Editorial
A XV edição da Veduta é inteiramente dedicada à divulgação de estudos e projectos centrados no estudo de árvores com especial significado cultural, histórico, ecológico e paisagístico.
A preservação do património arbóreo português conta, desde a primeira metade do século XX, com sistemas regulamentares nacionais de protecção, mas, à semelhança do que sucede com outras classificações patrimoniais, a sua efectiva conservação depende, essencialmente, do envolvimento de cada pessoa, de cada grupo ou de cada comunidade.
A preservação do património arbóreo português conta, desde a primeira metade do século XX, com sistemas regulamentares nacionais de protecção, mas, à semelhança do que sucede com outras classificações patrimoniais, a sua efectiva conservação depende, essencialmente, do envolvimento de cada pessoa, de cada grupo ou de cada comunidade.
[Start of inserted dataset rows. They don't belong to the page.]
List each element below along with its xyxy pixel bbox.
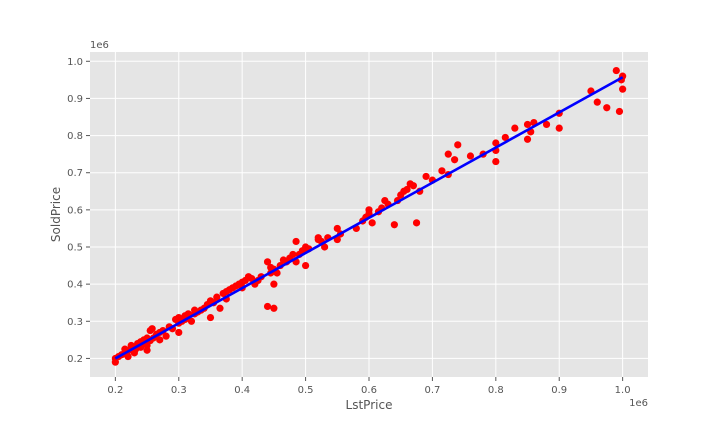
data-point xyxy=(289,250,297,259)
y-tick-label: 0.9 xyxy=(67,94,83,105)
x-tick-label: 0.7 xyxy=(424,385,440,396)
data-point xyxy=(216,304,224,312)
data-point xyxy=(321,243,329,251)
data-point xyxy=(403,185,411,194)
data-point xyxy=(615,107,624,116)
data-point xyxy=(124,352,132,361)
y-tick-label: 0.3 xyxy=(67,317,83,328)
data-point xyxy=(492,139,500,147)
data-point xyxy=(206,313,215,322)
data-point xyxy=(492,157,500,166)
y-tick-label: 1.0 xyxy=(67,57,83,68)
data-point xyxy=(175,328,183,337)
x-tick-label: 0.6 xyxy=(361,385,377,396)
data-point xyxy=(438,167,446,175)
x-tick-label: 0.3 xyxy=(171,385,187,396)
data-point xyxy=(593,98,601,106)
axis-ticks: 0.2 0.3 0.4 0.5 0.6 0.7 0.8 0.9 1.0 0.2 0.3 0.4 0.5 0… xyxy=(67,57,630,396)
data-point xyxy=(451,156,459,164)
x-tick-label: 0.2 xyxy=(107,385,123,396)
x-tick-label: 0.5 xyxy=(298,385,314,396)
data-point xyxy=(143,346,151,354)
y-tick-label: 0.7 xyxy=(67,168,83,179)
data-point xyxy=(368,219,376,227)
data-point xyxy=(148,325,156,333)
y-axis-label: SoldPrice xyxy=(49,187,63,242)
x-tick-label: 0.4 xyxy=(234,385,250,396)
data-point xyxy=(301,261,310,270)
x-tick-label: 0.9 xyxy=(551,385,567,396)
y-tick-label: 0.2 xyxy=(67,354,83,365)
data-point xyxy=(390,221,398,229)
data-point xyxy=(292,237,300,246)
y-tick-label: 0.6 xyxy=(67,205,83,216)
data-point xyxy=(187,317,196,325)
data-point xyxy=(619,85,627,93)
data-point xyxy=(156,336,164,344)
data-point xyxy=(523,135,532,143)
data-point xyxy=(263,302,272,311)
data-point xyxy=(409,182,417,190)
data-point xyxy=(162,332,170,340)
x-axis-label: LstPrice xyxy=(346,398,393,412)
data-point xyxy=(333,224,341,233)
fit-line-group xyxy=(114,76,624,360)
y-offset-label: 1e6 xyxy=(90,40,109,51)
data-point xyxy=(270,280,278,288)
data-point xyxy=(511,124,519,132)
data-point xyxy=(466,152,475,160)
fit-line xyxy=(114,76,624,360)
data-point xyxy=(542,120,551,129)
x-tick-label: 0.8 xyxy=(488,385,504,396)
y-tick-label: 0.8 xyxy=(67,131,83,142)
data-point xyxy=(501,133,509,142)
data-point xyxy=(612,66,620,75)
x-tick-label: 1.0 xyxy=(615,385,631,396)
y-tick-label: 0.4 xyxy=(67,280,83,291)
data-point xyxy=(412,219,421,227)
data-point xyxy=(454,141,462,149)
data-point xyxy=(270,304,278,312)
data-point xyxy=(263,258,272,266)
y-tick-label: 0.5 xyxy=(67,243,83,254)
data-point xyxy=(248,274,256,283)
data-point xyxy=(422,172,430,181)
data-point xyxy=(213,293,221,301)
data-point xyxy=(603,104,611,112)
data-point xyxy=(523,120,532,129)
x-offset-label: 1e6 xyxy=(629,398,648,409)
data-point xyxy=(555,124,563,132)
data-point xyxy=(444,150,452,158)
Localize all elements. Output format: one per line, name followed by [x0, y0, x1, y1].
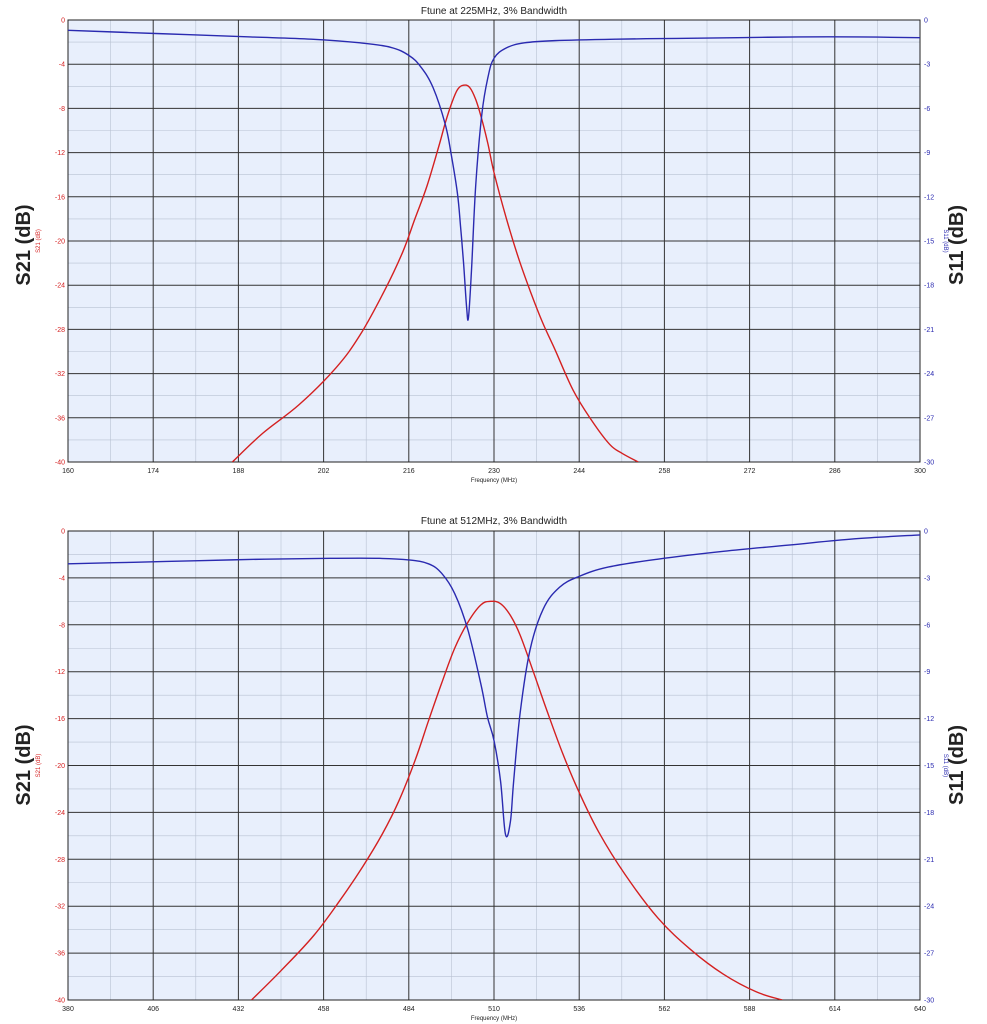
- x-tick-label: 406: [147, 1006, 159, 1013]
- y-right-tick-label: -9: [924, 150, 930, 157]
- y-left-tick-label: -36: [55, 951, 65, 958]
- y-right-tick-label: -18: [924, 810, 934, 817]
- y-left-tick-label: -28: [55, 327, 65, 334]
- y-right-axis-label: S11 (dB): [942, 229, 948, 252]
- y-right-tick-label: -12: [924, 716, 934, 723]
- chart-1: Ftune at 225MHz, 3% Bandwidth 160 174 188 20…: [13, 6, 968, 484]
- y-left-tick-label: -24: [55, 810, 65, 817]
- y-left-tick-label: 0: [61, 529, 65, 536]
- x-tick-label: 272: [744, 468, 756, 475]
- y-left-tick-label: -20: [55, 239, 65, 246]
- y-right-tick-label: -21: [924, 857, 934, 864]
- y-left-tick-label: -8: [59, 622, 65, 629]
- x-tick-label: 174: [147, 468, 159, 475]
- x-tick-label: 160: [62, 468, 74, 475]
- x-tick-label: 202: [318, 468, 330, 475]
- y-left-axis-label: S21 (dB): [36, 754, 42, 778]
- outer-label-left: S21 (dB): [13, 724, 35, 805]
- y-left-tick-label: -28: [55, 857, 65, 864]
- y-right-tick-label: -27: [924, 415, 934, 422]
- y-left-tick-label: -40: [55, 998, 65, 1005]
- y-right-tick-label: 0: [924, 529, 928, 536]
- y-left-tick-label: -32: [55, 371, 65, 378]
- y-left-tick-label: -36: [55, 415, 65, 422]
- x-tick-label: 510: [488, 1006, 500, 1013]
- outer-label-right: S11 (dB): [946, 725, 968, 805]
- x-tick-label: 258: [659, 468, 671, 475]
- y-left-tick-label: -16: [55, 716, 65, 723]
- y-right-tick-label: -3: [924, 62, 930, 69]
- x-tick-label: 484: [403, 1006, 415, 1013]
- y-right-tick-label: -24: [924, 904, 934, 911]
- y-right-tick-label: -15: [924, 763, 934, 770]
- x-tick-label: 562: [659, 1006, 671, 1013]
- y-left-tick-label: -4: [59, 62, 65, 69]
- y-right-tick-label: -27: [924, 951, 934, 958]
- outer-label-left: S21 (dB): [13, 204, 35, 285]
- s11-series-line: [68, 29, 920, 321]
- y-left-tick-label: -24: [55, 283, 65, 290]
- y-left-tick-label: -4: [59, 575, 65, 582]
- y-right-tick-label: 0: [924, 18, 928, 25]
- x-tick-label: 216: [403, 468, 415, 475]
- x-tick-label: 188: [233, 468, 245, 475]
- x-axis-label: Frequency (MHz): [471, 1016, 517, 1022]
- chart-title: Ftune at 512MHz, 3% Bandwidth: [421, 516, 567, 527]
- x-tick-label: 380: [62, 1006, 74, 1013]
- x-axis-label: Frequency (MHz): [471, 478, 517, 484]
- y-right-axis-label: S11 (dB): [942, 754, 948, 777]
- y-left-tick-label: -32: [55, 904, 65, 911]
- x-tick-label: 588: [744, 1006, 756, 1013]
- y-right-tick-label: -6: [924, 106, 930, 113]
- chart-2: Ftune at 512MHz, 3% Bandwidth 380 406 432 45…: [13, 516, 968, 1022]
- outer-label-right: S11 (dB): [946, 205, 968, 285]
- s11-series-line: [68, 534, 920, 838]
- x-tick-label: 244: [573, 468, 585, 475]
- y-right-tick-label: -6: [924, 622, 930, 629]
- y-right-tick-label: -18: [924, 283, 934, 290]
- y-right-tick-label: -9: [924, 669, 930, 676]
- plot-frame: [67, 19, 921, 463]
- x-tick-label: 300: [914, 468, 926, 475]
- y-right-tick-label: -3: [924, 575, 930, 582]
- y-left-axis-label: S21 (dB): [36, 229, 42, 253]
- x-tick-label: 286: [829, 468, 841, 475]
- y-right-tick-label: -21: [924, 327, 934, 334]
- s21-series-line: [251, 600, 783, 1000]
- x-tick-label: 640: [914, 1006, 926, 1013]
- x-tick-label: 458: [318, 1006, 330, 1013]
- x-tick-label: 432: [233, 1006, 245, 1013]
- y-left-tick-label: -16: [55, 194, 65, 201]
- y-left-tick-label: 0: [61, 18, 65, 25]
- x-tick-label: 230: [488, 468, 500, 475]
- y-right-tick-label: -30: [924, 460, 934, 467]
- y-right-tick-label: -15: [924, 239, 934, 246]
- y-left-tick-label: -20: [55, 763, 65, 770]
- plot-frame: [67, 530, 921, 1001]
- chart-title: Ftune at 225MHz, 3% Bandwidth: [421, 6, 567, 17]
- y-right-tick-label: -24: [924, 371, 934, 378]
- s21-series-line: [231, 84, 639, 462]
- x-tick-label: 536: [573, 1006, 585, 1013]
- x-tick-label: 614: [829, 1006, 841, 1013]
- y-right-tick-label: -30: [924, 998, 934, 1005]
- y-right-tick-label: -12: [924, 194, 934, 201]
- y-left-tick-label: -12: [55, 669, 65, 676]
- y-left-tick-label: -40: [55, 460, 65, 467]
- y-left-tick-label: -8: [59, 106, 65, 113]
- y-left-tick-label: -12: [55, 150, 65, 157]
O património paisagístico português sofreu décadas de investidas irreversíveis, onde não faltaram a construção desenfreada, os planeamentos urbanísticos deficitários (quando não a total ausência deles) e preocupações ambientais, arquitectónicas, estéticas, e patrimoniais diminutas, num desordenamento que se iniciou sobretudo após a década de 60 do século passado, e que tem, na sua origem, tanto de cultural como de condicionantes de um país em desenvolvimento que saía de uma ditadura. Contudo, nos dias que nos chegam, as ameaças surgem de uma escala global para ambicionar ao local. Para dar um exemplo, o concurso internacional para atribuição de direitos de prospecção de lítio em oito áreas do território nacional, tem colocado à prova a consciência ambiental de algumas populações. Enquanto redigíamos este editorial, milhares de pessoas acorreram às ruas e praças de Viana do Castelo, numa manifestação cívica contra a exploração deste minério no seu território. O mesmo poderia ser interrogado sobre a transformação da Comporta para acolher o turista, ou residente ocasional, do estrelato global, numa espécie de corrida ao espaço milionária – não o sideral, mas o espaço dos últimos paraísos que restam na costa ocidental europeia. Exemplos, portanto, abundam; mas abundam muito mais as questões, pois não só a paisagem é uma construção conceptual, como bem explicou Simon Schama no seu inolvidável Landscape and Memory (1995), como ela não é nunca isenta de intervenção por parte da nossa espécie.
Em todo o caso, a paisagem não existe se não existir um observador, mas deixará certamente de existir se esses mesmos que a observam não cuidarem dela e não a estudarem para a entenderem profundamente. Lembramos aqui a famosa afirmação que George Berkley fez em 1710: “The objects of sense exist only when they are perceived; the trees therefore are in the garden… no longer than while there is somebody by to perceive them.”, que daria posteriormente origem à famosa questão que lhe é erradamente atribuída: “If a tree falls in a forest and no one is around to hear it, does it make a sound?”
Por isso, voltando à visão pessoal de Schama, a qualquer elemento paisagístico (“wood”, “water”, “rock”), desde as águas do Selho (“river of life”), passando pelo magnífico penedo suspenso da Penha (“sacred mountain”) e terminando na Carvalheira de Ronfe (“forest primeval”) – mas aqui especialmente homenageando as nossas árvores –, além de uma percepção, também lhes associamos histórias e memórias. Memórias de mim, de uma infância debaixo de uma japoneira torcida no seu cor-de-rosa pálido que, quando chegada à época das camélias, atapetava o solo que servia de palco para o canto solitário de uma menina. E na recordação daqueles momentos encadeia-se, ao correr do teclado, uma outra memória: desta vez das páginas de Beatriz e o Plátano, de Ilse Losa, pois «para Beatriz, aquela árvore fazia parte da sua vida, tal como um bom amigo». Instintivamente, saímos em defesa do que sempre sobreviveu em nós se a sua segurança é ameaçada, por cara recordação ou proximidade — assim deveríamos agir com os recursos vegetais que constituem a grande parte da biomassa do nosso planeta.
Resta-me agradecer aos colaboradores e colaboradoras deste número da Veduta que, como o seu próprio nome indica, é uma “Vista” – neste caso imaginemo-la, então, sobre paisagens arborizadas que, numa ténue esperança, queremos presentes e frondosas, ainda que num futuro cada vez mais imprevisível.